Há profissões que, parecem, só existem no período do Carnaval. Salvo, antes de prosseguir, as adoráveis pastorinhas que sempre foram graciosas, viram a estrela dalva, cuidam dos pastoris e já anunciaram escolas vencedoras. Além disso, coitadas, as pastorinhas foram praticamente esquecidas nos dias de hoje - mas mantêm-se imortais no lirismo de Noel Rosa.

Mas e o resto? O que um Rei Momo, aquele gordo mórbido, faz no resto do ano além de emitir, aos jornais populares, sua opinião sobre a escolha do enredo da Mangueira? "Eu acho que o enredo é muito bom e que a escola vai fazer um grande Carnaval", sempre repete o gordo.

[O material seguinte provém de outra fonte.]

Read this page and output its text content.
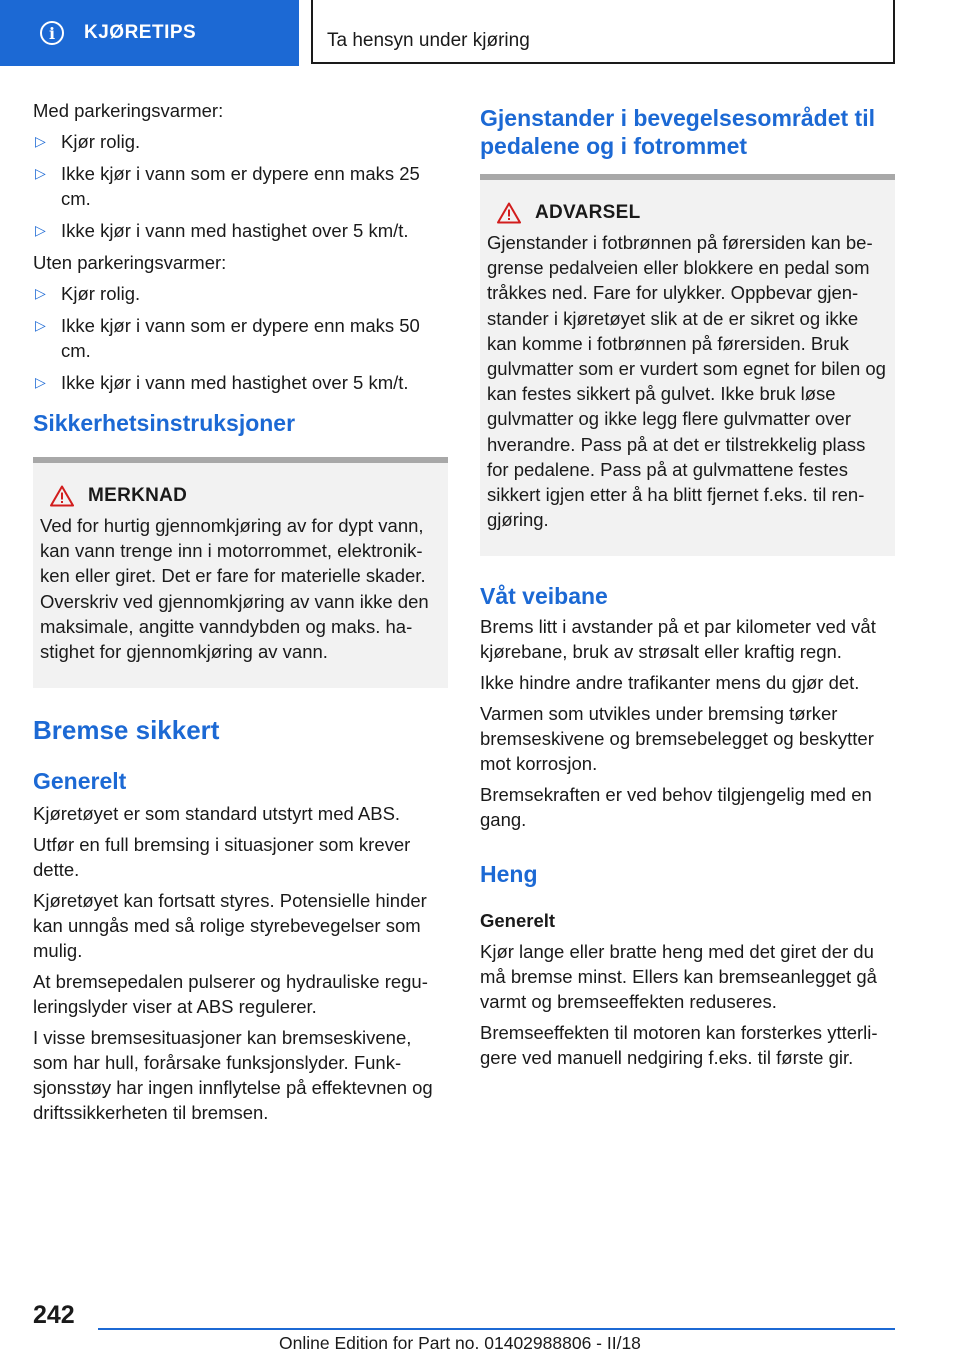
i	KJØRETIPS	Ta hensyn under kjøring

Med parkeringsvarmer:

▷ Kjør rolig.
▷ Ikke kjør i vann som er dypere enn maks 25 cm.
▷ Ikke kjør i vann med hastighet over 5 km/t.

Uten parkeringsvarmer:

▷ Kjør rolig.
▷ Ikke kjør i vann som er dypere enn maks 50 cm.
▷ Ikke kjør i vann med hastighet over 5 km/t.
Sikkerhetsinstruksjoner
MERKNAD

Ved for hurtig gjennomkjøring av for dypt vann, kan vann trenge inn i motorrommet, elektronikken eller giret. Det er fare for materielle skader. Overskriv ved gjennomkjøring av vann ikke den maksimale, angitte vanndybden og maks. hastighet for gjennomkjøring av vann.

Bremse sikkert
Generelt

Kjøretøyet er som standard utstyrt med ABS.

Utfør en full bremsing i situasjoner som krever dette.

Kjøretøyet kan fortsatt styres. Potensielle hinder kan unngås med så rolige styrebevegelser som mulig.

At bremsepedalen pulserer og hydrauliske reguleringslyder viser at ABS regulerer.

I visse bremsesituasjoner kan bremseskivene, som har hull, forårsake funksjonslyder. Funksjonsstøy har ingen innflytelse på effektevnen og driftssikkerheten til bremsen.

Gjenstander i bevegelsesområdet til pedalene og i fotrommet
ADVARSEL

Gjenstander i fotbrønnen på førersiden kan begrense pedalveien eller blokkere en pedal som tråkkes ned. Fare for ulykker. Oppbevar gjenstander i kjøretøyet slik at de er sikret og ikke kan komme i fotbrønnen på førersiden. Bruk gulvmatter som er vurdert som egnet for bilen og kan festes sikkert på gulvet. Ikke bruk løse gulvmatter og ikke legg flere gulvmatter over hverandre. Pass på at det er tilstrekkelig plass for pedalene. Pass på at gulvmattene festes sikkert igjen etter å ha blitt fjernet f.eks. til rengjøring.

Våt veibane

Brems litt i avstander på et par kilometer ved våt kjørebane, bruk av strøsalt eller kraftig regn.

Ikke hindre andre trafikanter mens du gjør det.

Varmen som utvikles under bremsing tørker bremseskivene og bremsebelegget og beskytter mot korrosjon.

Bremsekraften er ved behov tilgjengelig med en gang.

Heng
Generelt

Kjør lange eller bratte heng med det giret der du må bremse minst. Ellers kan bremseanlegget gå varmt og bremseeffekten reduseres.

Bremseeffekten til motoren kan forsterkes ytterligere ved manuell nedgiring f.eks. til første gir.

242
Online Edition for Part no. 01402988806 - II/18
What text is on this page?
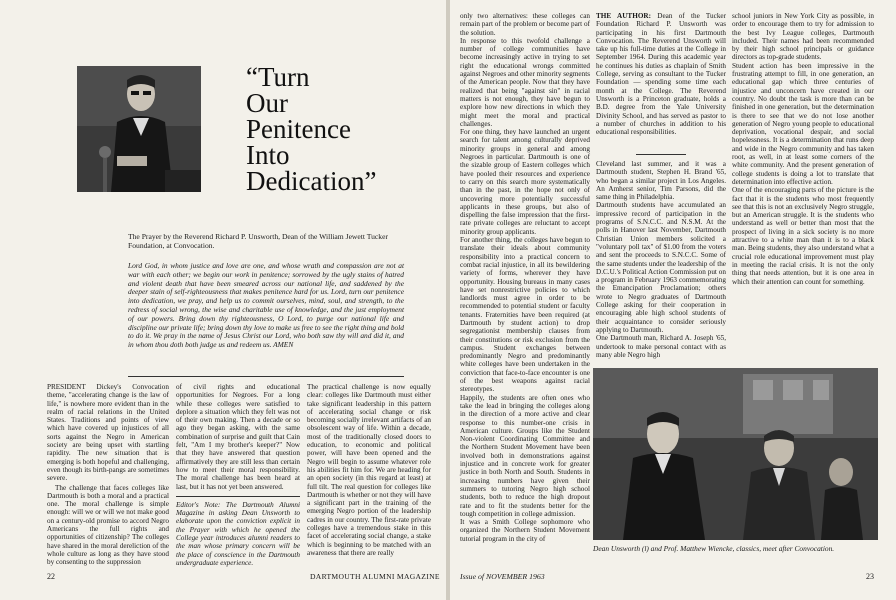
“Turn
Our
Penitence
Into
Dedication”
The Prayer by the Reverend Richard P. Unsworth, Dean of the William Jewett Tucker Foundation, at Convocation.
Lord God, in whom justice and love are one, and whose wrath and compassion are not at war with each other; we begin our work in penitence; sorrowed by the ugly stains of hatred and violent death that have been smeared across our national life, and saddened by the deeper stain of self-righteousness that makes penitence hard for us. Lord, turn our penitence into dedication, we pray, and help us to commit ourselves, mind, soul, and strength, to the redress of social wrong, the wise and charitable use of knowledge, and the just employment of our powers. Bring down thy righteousness, O Lord, to purge our national life and discipline our private life; bring down thy love to make us free to see the right thing and bold to do it. We pray in the name of Jesus Christ our Lord, who both saw thy will and did it, and in whom thou doth both judge us and redeem us. AMEN

PRESIDENT Dickey's Convocation theme, "accelerating change is the law of life," is nowhere more evident than in the realm of racial relations in the United States. Traditions and points of view which have covered up injustices of all sorts against the Negro in American society are being upset with startling rapidity. The new situation that is emerging is both hopeful and challenging, even though its birth-pangs are sometimes severe.

The challenge that faces colleges like Dartmouth is both a moral and a practical one. The moral challenge is simple enough: will we or will we not make good on a century-old promise to accord Negro Americans the full rights and opportunities of citizenship? The colleges have shared in the moral dereliction of the whole culture as long as they have stood by consenting to the suppression

of civil rights and educational opportunities for Negroes. For a long while these colleges were satisfied to deplore a situation which they felt was not of their own making. Then a decade or so ago they began asking, with the same combination of surprise and guilt that Cain felt, "Am I my brother's keeper?" Now that they have answered that question affirmatively they are still less than certain how to meet their moral responsibility. The moral challenge has been heard at last, but it has not yet been answered.

Editor's Note: The Dartmouth Alumni Magazine in asking Dean Unsworth to elaborate upon the conviction explicit in the Prayer with which he opened the College year introduces alumni readers to the man whose primary concern will be the place of conscience in the Dartmouth undergraduate experience.

The practical challenge is now equally clear: colleges like Dartmouth must either take significant leadership in this pattern of accelerating social change or risk becoming socially irrelevant artifacts of an obsolescent way of life. Within a decade, most of the traditionally closed doors to education, to economic and political power, will have been opened and the Negro will begin to assume whatever role his abilities fit him for. We are heading for an open society (in this regard at least) at full tilt. The real question for colleges like Dartmouth is whether or not they will have a significant part in the training of the emerging Negro portion of the leadership cadres in our country. The first-rate private colleges have a tremendous stake in this facet of accelerating social change, a stake which is beginning to be matched with an awareness that there are really

22	DARTMOUTH ALUMNI MAGAZINE

only two alternatives: these colleges can remain part of the problem or become part of the solution.
In response to this twofold challenge a number of college communities have become increasingly active in trying to set right the educational wrongs committed against Negroes and other minority segments of the American people. Now that they have realized that being "against sin" in racial matters is not enough, they have begun to explore how new directions in which they might meet the moral and practical challenges.
For one thing, they have launched an urgent search for talent among culturally deprived minority groups in general and among Negroes in particular. Dartmouth is one of the sizable group of Eastern colleges which have pooled their resources and experience to carry on this search more systematically than in the past, in the hope not only of uncovering more potentially successful applicants in these groups, but also of dispelling the false impression that the first-rate private colleges are reluctant to accept minority group applicants.
For another thing, the colleges have begun to translate their ideals about community responsibility into a practical concern to combat racial injustice, in all its bewildering variety of forms, wherever they have opportunity. Housing bureaus in many cases have set nonrestrictive policies to which landlords must agree in order to be recommended to potential student or faculty tenants. Fraternities have been required (at Dartmouth by student action) to drop segregationist membership clauses from their constitutions or risk exclusion from the campus. Student exchanges between predominantly Negro and predominantly white colleges have been undertaken in the conviction that face-to-face encounter is one of the best weapons against racial stereotypes.
Happily, the students are often ones who take the lead in bringing the colleges along in the direction of a more active and clear response to this number-one crisis in American culture. Groups like the Student Non-violent Coordinating Committee and the Northern Student Movement have been involved both in demonstrations against injustice and in concrete work for greater justice in both North and South. Students in increasing numbers have given their summers to tutoring Negro high school students, both to reduce the high dropout rate and to fit the students better for the tough competition in college admission.
It was a Smith College sophomore who organized the Northern Student Movement tutorial program in the city of

THE AUTHOR: Dean of the Tucker Foundation Richard P. Unsworth was participating in his first Dartmouth Convocation. The Reverend Unsworth will take up his full-time duties at the College in September 1964. During this academic year he continues his duties as chaplain of Smith College, serving as consultant to the Tucker Foundation — spending some time each month at the College. The Reverend Unsworth is a Princeton graduate, holds a B.D. degree from the Yale University Divinity School, and has served as pastor to a number of churches in addition to his educational responsibilities.

Cleveland last summer, and it was a Dartmouth student, Stephen H. Brand '65, who began a similar project in Los Angeles. An Amherst senior, Tim Parsons, did the same thing in Philadelphia.
Dartmouth students have accumulated an impressive record of participation in the programs of S.N.C.C. and N.S.M. At the polls in Hanover last November, Dartmouth Christian Union members solicited a "voluntary poll tax" of $1.00 from the voters and sent the proceeds to S.N.C.C. Some of the same students under the leadership of the D.C.U.'s Political Action Commission put on a program in February 1963 commemorating the Emancipation Proclamation; others wrote to Negro graduates of Dartmouth College asking for their cooperation in encouraging able high school students of their acquaintance to consider seriously applying to Dartmouth.
One Dartmouth man, Richard A. Joseph '65, undertook to make personal contact with as many able Negro high

school juniors in New York City as possible, in order to encourage them to try for admission to the best Ivy League colleges, Dartmouth included. Their names had been recommended by their high school principals or guidance directors as top-grade students.
Student action has been impressive in the frustrating attempt to fill, in one generation, an educational gap which three centuries of injustice and unconcern have created in our country. No doubt the task is more than can be finished in one generation, but the determination is there to see that we do not lose another generation of Negro young people to educational deprivation, vocational despair, and social hopelessness. It is a determination that runs deep and wide in the Negro community and has taken root, as well, in at least some corners of the white community. And the present generation of college students is doing a lot to translate that determination into effective action.
One of the encouraging parts of the picture is the fact that it is the students who most frequently see that this is not an exclusively Negro struggle, but an American struggle. It is the students who understand as well or better than most that the prospect of living in a sick society is no more attractive to a white man than it is to a black man. Being students, they also understand what a crucial role educational improvement must play in meeting the racial crisis. It is not the only thing that needs attention, but it is one area in which their attention can count for something.

Dean Unsworth (l) and Prof. Matthew Wiencke, classics, meet after Convocation.
Issue of NOVEMBER 1963	23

Fora do período do carnaval, ninguém chama o pobre coitado para festas e ele não aparece na Caras. E, mesmo me esforçando um pouco, não consigo achar utilidade para um gordo sambista no mundo real. Nem como contínuo, profissão que não exige muito esforço intelectual mas, como todos sabem, necessita de muita potência sexual para lidar com as gostosas que adoram trepar com contínuos - e um gordo não tem potência sexual. É triste, mas gordos sambistas só têm utilidade para a sociedade em fevereiro. E os gordos ruim de rebolado nem para o Carnaval servem, coitados!

Ao contrário de um Rei Momo, que é gordo e não inspira desejo em pessoais normais, pertence também ao grupo de desocupados fora do Carnaval a Valéria Valenssa, que é gostosa e inspira desejo em muita gente. O que faz a mulata da Globo no resto do ano? Sim, oká, ela satisfaz as necessidades criativas de um alemão babão, mas dar para o maridão é obrigação, não conta como ofício. A Globeleza deve ficar o ano inteiro de pernas abertas com um alemão no meio. Deve malhar, seguir dieta macrobiótica e ensaiar uns passos de samba. E sempre despida. Isso não é uma ocupação digna que permita classificarmos a sra. Donner como trabalhadora!

Um amigo aqui do trabalho cita, também como desocupada fora do Carnaval, a Luma de Oliveira. Mas eu rechaço a indicação de Luma, lembrando que ela há muito deixou de ser apenas uma bela rainha de bateria, para ser empresária. Qual empresa? Eu não sei, mas sua alcunha nos jornais agora é de empresária e, se não em engano, ela teve responsabilidades no calendário dos bombeiros bonitões. Luma de Oliveira, portanto, tem uma ocupação!

E a mais grandiosa profissão que só existe no Carnaval é a de Clóvis Bornay. O que faz um Clóvis Bornay no resto do ano? No aniversário da Portela que eu prestigiei nesse ano, estava lá um Clóvis Bornay - aliás, também estava um Rei Momo. Não sei exatamente o que eles faziam lá, mas que deviam estar fazendo alguma coisa, deviam.

Aliás, o que faz exatamente um Clóvis Bornay no Carnaval?